Le plus étonnant, ce n’est pas que la droite applique, au moins en partie, les idées du Front national. Le plus étonnant, c’est que nous soyons si peu à réagir. Pendant l’entre-deux-tours des présidentielles, nous étions plus d’un million dans les rues, à manifester spontanément notre opposition à tout ce que représente Jean-Marie Le Pen. Aujourd’hui, on assiste à une régression inimaginable en matière de droits des étrangers. Pourtant, on ne compte que quelques centaines de personnes à soutenir les sans-papiers quand ceux-ci manifestent.

Les propos xénophobes de nombreux représentants de l’UMP au cours des débats parlementaires ne suscitent pas les réactions indignées que des phrases similaires, quand elles sont prononcées par Jean-Marie Le Pen, n’auraient pas manqué de créer. Pourquoi ? Par manque d’information ? De motivation ? Savez-vous que les expulsions par charter ont repris, dans des conditions qui rappellent le bon vieux temps de Charles Pasqua ? Vous ne pouvez pas l’ignorer : tous les médias en ont parlé. Savez-vous que l’Aide médicale d’Etat (AME), qui ouvre l’accès à des soins gratuits aux sans-papiers, ne cesse de faire l’objet d’attaques incessantes de l’UMP, qui défend ainsi la préférence nationale appliquée au système de santé ? Que le droit d’asile va être considérablement restreint ? Que les dispositions qui permettent aux étrangers atteints d’une pathologie grave de rester en France sont remises en cause ? Que tous les étrangers seront harcelés inlassablement, dans leur vie quotidienne, par les administrations et les forces de l’ordre, puisqu’ils sont désignés comme des fraudeurs permanents ? Savez-vous que la répression et les discriminations légales dont font l’objet les étrangers ont un impact immédiat sur leur santé ? Qu’elles les tiennent éloignés des campagnes de prévention, des structures de dépistage et d’un accès aux soins précoce ? Un seul chiffre, scandaleux, le montre : « parmi les étrangers, la découverte de l’infection par le VIH est plus souvent tardive, au moment du diagnostic de sida (42 % versus 22 % chez les français). » [1] Pensez-vous que cette inégalité-là ne mérite pas qu’on la combatte ? En matière de lutte contre le sida, il n’y a pas de fatalité.
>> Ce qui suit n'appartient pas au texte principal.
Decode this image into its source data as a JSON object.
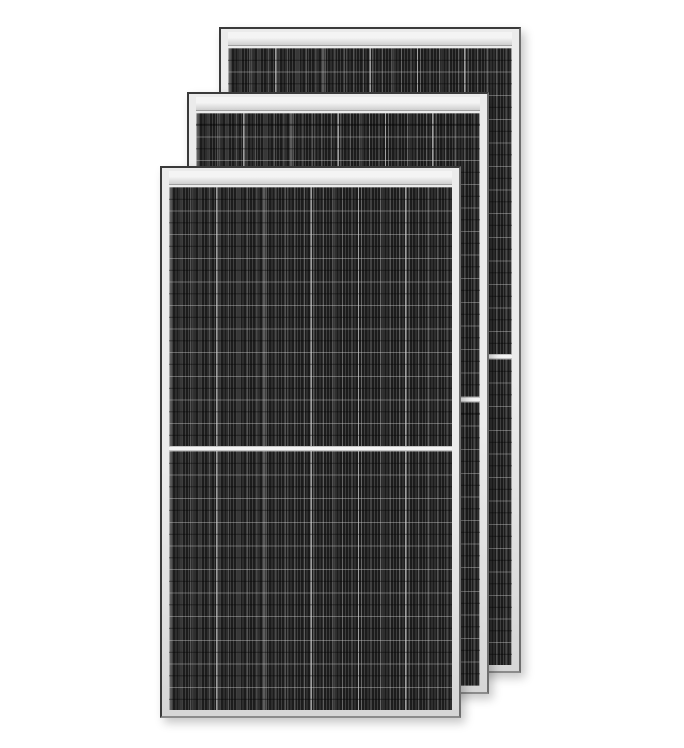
{
  "scene": {
    "description": "Three overlapping black monocrystalline half-cut solar panels with silver aluminum frames standing upright on a plain white background",
    "item_count": 3,
    "colors": {
      "background": "#ffffff",
      "frame_outline": "#3a3a3a",
      "frame_outline_right": "#6e6e6e",
      "frame_outline_bottom": "#8b8b8b",
      "frame_light": "#ebebeb",
      "frame_dark": "#d6d6d6",
      "header_top": "#f4f4f4",
      "header_bottom": "#cfcfcf",
      "header_line": "#9f9f9f",
      "cell_base": "#1c1c1c",
      "stripe_light": "#3f3f3f",
      "busbar_highlight": "rgba(165,165,165,0.40)",
      "grid_major": "rgba(180,180,180,0.85)",
      "grid_minor": "rgba(150,150,150,0.30)",
      "row_line": "rgba(215,215,215,0.38)",
      "row_line_dark": "rgba(0,0,0,0.45)",
      "divider_fill": "#f3f3f3",
      "divider_edge": "#c4c4c4",
      "shadow": "rgba(0,0,0,0.22)"
    },
    "structure": {
      "columns": 6,
      "column_pitch_px": 47.2,
      "row_pitch_px": 23.6,
      "stripe_period_px": 3.2,
      "busbar_pitch_px": 9.5,
      "divider_height_px": 5,
      "header_height_px": 13
    },
    "panels": [
      {
        "id": "back",
        "left": 219,
        "top": 27,
        "width": 302,
        "height": 646,
        "z": 1,
        "rows_per_half": 13
      },
      {
        "id": "middle",
        "left": 187,
        "top": 92,
        "width": 302,
        "height": 602,
        "z": 2,
        "rows_per_half": 12
      },
      {
        "id": "front",
        "left": 160,
        "top": 166,
        "width": 301,
        "height": 552,
        "z": 3,
        "rows_per_half": 11
      }
    ]
  }
}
Des lois, et les personnes qui les votent et les appliquent, font le jeu de l’épidémie et nuisent à la santé des étrangers. Il faut combattre ces lois et ces personnes.

Ce dossier fait le tour des fronts à occuper : les projets de loi (un sur le droit d’asile, l’autre sur l’immigration, l’entrée et le séjour des étrangers) qui vont être rediscutés au Sénat et à l’Assemblée à l’automne ; un inventaire non exhaustif, mais déjà insoutenable, des propos tenus par les parlementaires sur les étrangers ; les attaques de la droite contre l’article 12 bis 11° de l’ordonnance de 1945, qui régule l’accès au séjour pour soins ; la remise en cause systématique de l’AME ; un résumé du rapport de l’Observatoire du droit à la santé des étrangers (ODSE) dont le constat est alarmant ; et enfin, quelques exemples de situations individuelles qui témoignent des difficultés d’accès aux soins et aux droits.

Vous ne pourrez plus dire que vous ne saviez pas. Rejoignez-nous, il est temps d’entrer en résistance.